Des chevaux supplémentaires sont toujours des atouts pour les constructeurs, mais si les marques automobiles courent toutes après la puissance, c’est beaucoup plus pour répondre à un enjeu technique que pour entretenir leur image. Les véhicules d’aujourd’hui tendent de plus en plus à s’alourdir avec des équipements de toutes sortes : sécurité, dépollution, etc. Comme certains modèles pèsent près de 2 tonnes, il faut un moteur puissant pour les faire déplacer avec agilité. Face aux nouvelles normes environnementales, les constructeurs ont été contraints d’alléger quelque peu leurs nouveaux modèles, mais en parallèle, ils doivent également répondre aux attentes d’une clientèle fascinée par les carrosseries volumineuses des SUV et des crossovers, d’où la nécessité de réviser à la hausse la puissance embarquée de leurs véhicules.

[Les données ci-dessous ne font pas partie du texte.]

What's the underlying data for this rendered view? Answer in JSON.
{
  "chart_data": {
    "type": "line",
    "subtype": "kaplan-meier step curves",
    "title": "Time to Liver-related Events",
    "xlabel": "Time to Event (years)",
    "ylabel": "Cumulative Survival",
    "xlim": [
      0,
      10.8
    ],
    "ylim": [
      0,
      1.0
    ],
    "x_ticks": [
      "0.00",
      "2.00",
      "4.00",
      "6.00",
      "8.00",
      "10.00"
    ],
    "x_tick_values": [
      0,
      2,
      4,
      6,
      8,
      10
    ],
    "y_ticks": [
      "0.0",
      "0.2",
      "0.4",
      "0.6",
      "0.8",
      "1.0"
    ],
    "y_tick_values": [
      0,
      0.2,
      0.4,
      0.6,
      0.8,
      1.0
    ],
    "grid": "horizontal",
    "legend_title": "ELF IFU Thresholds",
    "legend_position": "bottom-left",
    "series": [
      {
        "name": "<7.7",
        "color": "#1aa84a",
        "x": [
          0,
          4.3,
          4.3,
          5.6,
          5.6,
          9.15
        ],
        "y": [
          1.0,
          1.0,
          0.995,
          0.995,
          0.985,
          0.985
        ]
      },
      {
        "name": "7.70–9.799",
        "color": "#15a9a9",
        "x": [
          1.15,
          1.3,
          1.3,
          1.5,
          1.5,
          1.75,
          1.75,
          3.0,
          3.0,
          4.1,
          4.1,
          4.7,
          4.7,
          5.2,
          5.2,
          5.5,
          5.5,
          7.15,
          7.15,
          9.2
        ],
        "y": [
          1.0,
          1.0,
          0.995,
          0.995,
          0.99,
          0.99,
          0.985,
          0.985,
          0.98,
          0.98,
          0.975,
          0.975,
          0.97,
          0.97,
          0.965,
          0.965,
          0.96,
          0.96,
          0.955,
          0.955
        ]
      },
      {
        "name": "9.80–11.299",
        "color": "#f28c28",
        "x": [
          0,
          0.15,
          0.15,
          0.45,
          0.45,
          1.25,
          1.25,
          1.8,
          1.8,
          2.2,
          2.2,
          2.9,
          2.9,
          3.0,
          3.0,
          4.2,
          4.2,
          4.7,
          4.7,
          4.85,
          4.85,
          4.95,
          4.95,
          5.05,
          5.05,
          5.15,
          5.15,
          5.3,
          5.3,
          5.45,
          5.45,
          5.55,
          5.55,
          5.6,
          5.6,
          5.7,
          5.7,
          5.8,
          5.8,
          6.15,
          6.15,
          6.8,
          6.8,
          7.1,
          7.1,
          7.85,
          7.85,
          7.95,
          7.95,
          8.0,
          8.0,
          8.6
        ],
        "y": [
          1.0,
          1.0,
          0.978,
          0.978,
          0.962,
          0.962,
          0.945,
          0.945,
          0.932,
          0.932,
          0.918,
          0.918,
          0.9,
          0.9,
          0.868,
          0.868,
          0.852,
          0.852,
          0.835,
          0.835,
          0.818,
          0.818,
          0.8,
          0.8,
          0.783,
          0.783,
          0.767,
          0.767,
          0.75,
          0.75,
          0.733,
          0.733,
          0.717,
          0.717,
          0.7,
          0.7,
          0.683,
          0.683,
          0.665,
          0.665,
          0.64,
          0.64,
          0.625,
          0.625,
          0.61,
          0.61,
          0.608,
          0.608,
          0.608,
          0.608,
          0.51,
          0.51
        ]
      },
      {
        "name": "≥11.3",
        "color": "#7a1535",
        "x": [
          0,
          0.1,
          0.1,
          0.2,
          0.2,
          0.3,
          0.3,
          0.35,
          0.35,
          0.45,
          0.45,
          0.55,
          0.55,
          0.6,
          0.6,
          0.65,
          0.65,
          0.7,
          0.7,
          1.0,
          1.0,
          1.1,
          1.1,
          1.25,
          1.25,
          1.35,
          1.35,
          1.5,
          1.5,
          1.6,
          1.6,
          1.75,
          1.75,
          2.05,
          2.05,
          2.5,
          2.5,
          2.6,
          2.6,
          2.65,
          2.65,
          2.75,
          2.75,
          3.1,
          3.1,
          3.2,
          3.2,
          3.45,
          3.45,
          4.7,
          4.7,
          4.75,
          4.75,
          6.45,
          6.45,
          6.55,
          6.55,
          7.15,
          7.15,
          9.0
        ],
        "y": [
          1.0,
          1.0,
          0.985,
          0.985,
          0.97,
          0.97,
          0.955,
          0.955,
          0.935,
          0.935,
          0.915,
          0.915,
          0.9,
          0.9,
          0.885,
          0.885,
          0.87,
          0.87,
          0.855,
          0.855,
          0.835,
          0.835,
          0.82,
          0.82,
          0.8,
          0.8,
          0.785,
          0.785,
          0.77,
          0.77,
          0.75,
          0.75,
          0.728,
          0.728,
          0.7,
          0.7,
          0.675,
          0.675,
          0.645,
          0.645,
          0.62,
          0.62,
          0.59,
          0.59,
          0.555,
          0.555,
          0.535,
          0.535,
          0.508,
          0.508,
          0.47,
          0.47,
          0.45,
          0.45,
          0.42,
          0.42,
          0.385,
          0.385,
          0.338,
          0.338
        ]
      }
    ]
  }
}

Le downsizing au secours des constructeurs

Pour les constructeurs, l’enjeu est ainsi double : créer des modèles qui respectent les nouvelles normes environnementales tout en répondant à l’attente de la majorité de leur clientèle. En d’autres termes, il importe de trouver une solution moins polluante et qui procure la sensation de légèreté recherchée par le conducteur. C’est dans ce cadre que le « downsizing » intervient. Le principe consiste en une réduction de la cylindrée et de la taille du moteur afin de réduire sa consommation. Pour obtenir quasiment les mêmes performances qu’un moteur avec une cylindrée supérieure, il suffit d’ajouter un système d’injection à haute pression. Dans certains cas, ce système est couplé avec un turbocompresseur. Grâce au principe du downsizing, les constructeurs arrivent à présenter des modèles dotés d’une haute puissance, sans prendre le risque d’encourir des sanctions. C’est ainsi que les catalogues automobiles regorgent de modèles comme la citadine Audi A1 ou les compactes Classe A de Mercedes qui ne présentent aucun malus alors qu’ils peuvent atteindre respectivement 150 et 224 chevaux.

Voitures puissantes, loin d’être arrivées en bout de course

Ni les contraintes environnementales ni les limitations de vitesse préconisées actuellement n’ont eu raison de la puissance mécanique que beaucoup pensaient reléguée aux oubliettes. Les automobilistes restent très sensibles à cette question, comme en témoigne la tendance des ventes répertoriées par le Comité français des constructeurs automobiles ou CCFA.

En France, pour l’année 2015, les véhicules vendus présentaient en moyenne 113 chevaux, contre 110 chevaux l’année précédente et même 91 chevaux quinze ans plus tôt. L’engouement pour la puissance est encore plus présent dans d’autres pays de l’Europe. Au Royaume-Uni les modèles les plus prisés avaient en moyenne 133 chevaux contre 160 pour la Suisse et 143 pour l’Allemagne.